Zulip Chat Archive

Stream: new members

Topic: names of theorems in 3.6


view this post on Zulip Michael Beeson (Jul 13 2020 at 07:35):

section 3.6 of Theorem Proving in Lean has a bunch of propositional identities and says "you can use them in your proofs".
So where can I find a list of names of these theorems, as I will need their names to use them, right?
For example I have h: P->Q and h2 : P', where P' is almost the same as P but two conjuncts somewhere deep inside
have the wrong order.
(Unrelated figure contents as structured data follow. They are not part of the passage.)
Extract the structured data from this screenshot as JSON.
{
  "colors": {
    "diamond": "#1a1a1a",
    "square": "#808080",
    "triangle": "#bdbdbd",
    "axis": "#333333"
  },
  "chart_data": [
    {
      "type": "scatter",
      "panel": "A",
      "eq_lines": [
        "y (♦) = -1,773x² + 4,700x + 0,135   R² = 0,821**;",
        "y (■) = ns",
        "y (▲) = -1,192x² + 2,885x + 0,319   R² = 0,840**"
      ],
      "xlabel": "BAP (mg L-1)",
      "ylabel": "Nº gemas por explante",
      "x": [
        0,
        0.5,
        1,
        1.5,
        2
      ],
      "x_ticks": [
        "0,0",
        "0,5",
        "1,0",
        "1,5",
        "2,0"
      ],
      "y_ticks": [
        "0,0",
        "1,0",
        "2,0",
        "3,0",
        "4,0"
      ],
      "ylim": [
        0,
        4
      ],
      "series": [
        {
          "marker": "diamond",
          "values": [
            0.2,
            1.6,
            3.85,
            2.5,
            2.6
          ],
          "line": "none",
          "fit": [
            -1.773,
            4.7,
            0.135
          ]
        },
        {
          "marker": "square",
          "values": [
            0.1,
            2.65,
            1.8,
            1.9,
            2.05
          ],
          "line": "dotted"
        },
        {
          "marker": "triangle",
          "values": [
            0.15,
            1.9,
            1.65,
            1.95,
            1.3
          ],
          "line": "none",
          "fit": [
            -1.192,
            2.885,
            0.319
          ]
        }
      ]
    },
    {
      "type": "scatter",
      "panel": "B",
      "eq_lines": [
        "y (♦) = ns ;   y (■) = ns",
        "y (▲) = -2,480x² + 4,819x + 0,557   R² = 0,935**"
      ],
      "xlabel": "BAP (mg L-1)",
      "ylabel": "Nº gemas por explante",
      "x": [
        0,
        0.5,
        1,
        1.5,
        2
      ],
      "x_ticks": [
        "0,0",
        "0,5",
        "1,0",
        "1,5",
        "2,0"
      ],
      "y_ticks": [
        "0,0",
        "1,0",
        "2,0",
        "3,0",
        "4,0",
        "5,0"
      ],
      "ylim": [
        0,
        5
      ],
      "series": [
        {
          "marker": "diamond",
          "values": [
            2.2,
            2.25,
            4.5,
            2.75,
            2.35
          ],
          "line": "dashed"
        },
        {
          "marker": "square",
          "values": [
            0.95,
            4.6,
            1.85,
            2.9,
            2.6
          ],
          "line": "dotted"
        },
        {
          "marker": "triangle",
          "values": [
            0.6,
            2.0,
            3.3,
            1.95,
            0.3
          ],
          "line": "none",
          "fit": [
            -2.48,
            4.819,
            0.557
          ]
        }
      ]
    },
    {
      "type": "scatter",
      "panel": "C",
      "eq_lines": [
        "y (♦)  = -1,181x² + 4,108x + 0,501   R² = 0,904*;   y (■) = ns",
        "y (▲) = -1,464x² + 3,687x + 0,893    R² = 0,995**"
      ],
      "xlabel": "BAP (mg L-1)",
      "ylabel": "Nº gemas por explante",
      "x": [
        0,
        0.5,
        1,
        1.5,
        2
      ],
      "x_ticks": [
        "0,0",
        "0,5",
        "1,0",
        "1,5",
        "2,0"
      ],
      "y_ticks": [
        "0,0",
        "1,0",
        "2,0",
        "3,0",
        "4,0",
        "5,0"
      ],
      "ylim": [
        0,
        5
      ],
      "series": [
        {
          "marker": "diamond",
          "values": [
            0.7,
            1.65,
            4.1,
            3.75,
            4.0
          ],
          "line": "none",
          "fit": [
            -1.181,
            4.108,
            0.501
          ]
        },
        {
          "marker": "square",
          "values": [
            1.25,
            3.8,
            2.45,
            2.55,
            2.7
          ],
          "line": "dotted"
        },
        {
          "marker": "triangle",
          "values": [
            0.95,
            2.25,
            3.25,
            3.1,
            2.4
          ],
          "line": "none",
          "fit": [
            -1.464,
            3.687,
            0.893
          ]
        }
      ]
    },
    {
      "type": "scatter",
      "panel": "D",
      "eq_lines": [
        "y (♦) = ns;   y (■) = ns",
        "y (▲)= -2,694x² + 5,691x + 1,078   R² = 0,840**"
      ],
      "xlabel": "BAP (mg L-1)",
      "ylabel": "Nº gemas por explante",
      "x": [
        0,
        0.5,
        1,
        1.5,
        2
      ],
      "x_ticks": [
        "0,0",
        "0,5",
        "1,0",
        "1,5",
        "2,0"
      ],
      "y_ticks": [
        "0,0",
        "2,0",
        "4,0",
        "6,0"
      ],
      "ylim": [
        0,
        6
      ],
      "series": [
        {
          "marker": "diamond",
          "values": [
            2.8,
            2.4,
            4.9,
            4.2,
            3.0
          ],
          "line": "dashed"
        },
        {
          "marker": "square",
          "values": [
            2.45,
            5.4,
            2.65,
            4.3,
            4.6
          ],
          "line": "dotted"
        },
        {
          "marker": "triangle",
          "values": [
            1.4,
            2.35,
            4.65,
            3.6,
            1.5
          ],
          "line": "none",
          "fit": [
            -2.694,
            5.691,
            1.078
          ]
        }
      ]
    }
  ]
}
So I want to rewrite it using p \and q = q \and p.

view this post on Zulip Rob Lewis (Jul 13 2020 at 07:42):

You can use rw [and_comm] at h2. If there are other ands around you might need to give it more information, e.g. rw [and_comm p q].

view this post on Zulip Jasmin Blanchette (Jul 13 2020 at 07:47):

That solves the specific example Michael gave, but not the general problem that the identities are not named.

view this post on Zulip Rob Lewis (Jul 13 2020 at 07:53):

I don't know why they're not named there. Maybe guessing them is good practice to learn the mathlib naming conventions? You can find a lot of them with e.g. #find _ ∧ _ ↔ _ ∧ _.

view this post on Zulip Kenny Lau (Jul 13 2020 at 08:16):

https://github.com/leanprover-community/leanprover-community.github.io/pull/93

view this post on Zulip Michael Beeson (Jul 13 2020 at 19:11):

I tried rw [and_comm] at h2 as suggested. It seems you do need to supply arguments to and_comm, which has a universally quantified type. The conjunction I want to commute is inside a quantifier so I used simp_rw. But one of the propositions I want to commute mentions the quantified variable u. And I get the error message "unknown variable u". What now?

view this post on Zulip Jalex Stark (Jul 13 2020 at 19:15):

i don't have advice, but I probably would if you posted code

view this post on Zulip Jalex Stark (Jul 13 2020 at 19:16):

when I get in situations where I want to do things like rw add_comm, I try to reduce to a subproblem that tauto can solve by itself

view this post on Zulip Michael Beeson (Jul 13 2020 at 19:29):

tauto is not available as I am working with intuitionistic logic. There is ifinish but it usually fails or times out. I understand that I should post a working example if I want specific advice. Maybe I will do that later. For now I'm just going to tear the formulas down and get on with the proof.

view this post on Zulip Jalex Stark (Jul 13 2020 at 19:43):

i think tauto is intuitionistic

view this post on Zulip Jalex Stark (Jul 13 2020 at 19:43):

and tauto! is not

view this post on Zulip Jalex Stark (Jul 13 2020 at 19:43):

tactic#tautology says that tauto! uses LEM and implies that tauto does not, but maybe you're worried about something else

view this post on Zulip Jalex Stark (Jul 13 2020 at 19:46):

if "tear the formulas down" means "get rid of the quantifiers with e.g. intro, function application", then I agree that's a fine way to proceed


Last updated: May 14 2021 at 06:16 UTC